What those who celebrate the NFL's purported tough stance against child abuse and even call for stronger sanctions against Peterson do not offer is a rationale for their position.  It is not enough to argue that what Peterson did was a bad thing.  Most agree it was.  The question is what the appropriate league punishment should be, given that he did a bad thing.  To argue that Peterson rested at home and received a paycheck while on the NFL Commissioner's special exemption list is not a thoughtful response to the the suggestion that the NFL could simply retroactively fine Peterson.  Moreover, if suspending Peterson with pay was not a punishment and retroactively fining him is not punishment, it does not follow that suspending him for the remainder of the season could constitute punishment.

Punishment is defined with respect to the means that the relevant arbiter wields.  In the criminal court system, there are many means for imposing punishment--fine, jail time, prison time, community service, restitution, counseling, etc.  The Texas court system imposed on Peterson a fine, community service, and counseling requirements.

The NFL has only two meaningful means at its avail for punishing players--suspending and taking pay from the player.  For those looking for the NFL to do more, that's not possible.  As such, for those who argue that retroactive fines for games which Peterson already sat out are meaningless because Peterson was not previously suspended without pay, the argument is unintelligible.

Nearly everyone agrees that the NFL could have handled this situation much more deftly from the very beginning.  What few agree on is how that could have been done.  Here is one suggestion that might work as a template in the future:

At the outset, notify the player that they are suspended immediately, without pay, for a minimum of six games, subject to additional games should aggravating circumstances come to light at any time.  Offer a definition of aggravating circumstances.  Commit one-half of the pay taken from the player to a credible non-profit that deals with the abuse that occurred.  Put the remainder of the pay in a trust fund for the victim.  Then, hire an outside arbitrator to hear any appeal.  Finally, work out a mutually agreeable code of conduct with the NFLPA, before the present CBA expires, and take advantage of the NFLPA's current exposure and the  need for the NFL to repair its due process neglecting fence.
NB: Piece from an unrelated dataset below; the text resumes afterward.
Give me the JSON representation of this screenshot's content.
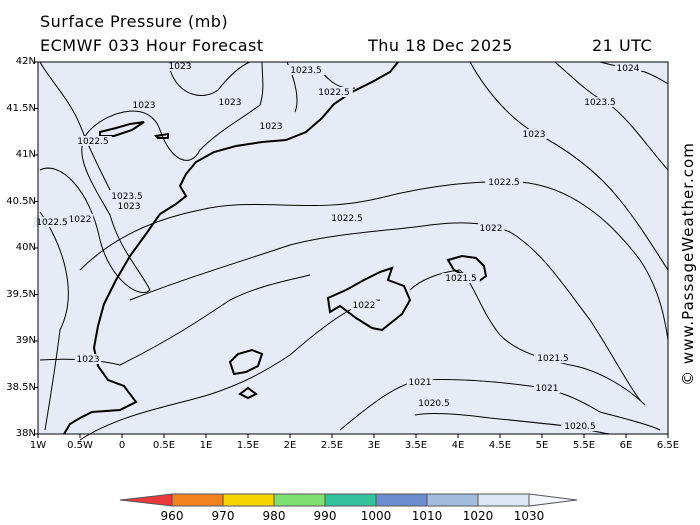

Had the NFL given anywhere near as much initial thought to how to handle either the Ray Rice or Adrian Peterson situations, it could have avoided the circus that it has now created by making decisions from the seat of its proverbial pants without respect to normal notions of due process and with an eye squarely and exclusively on the league's image.  Rather than rebuild its tarnished image, the NFL's current course has only generated greater animosity toward the league from virtually every corner.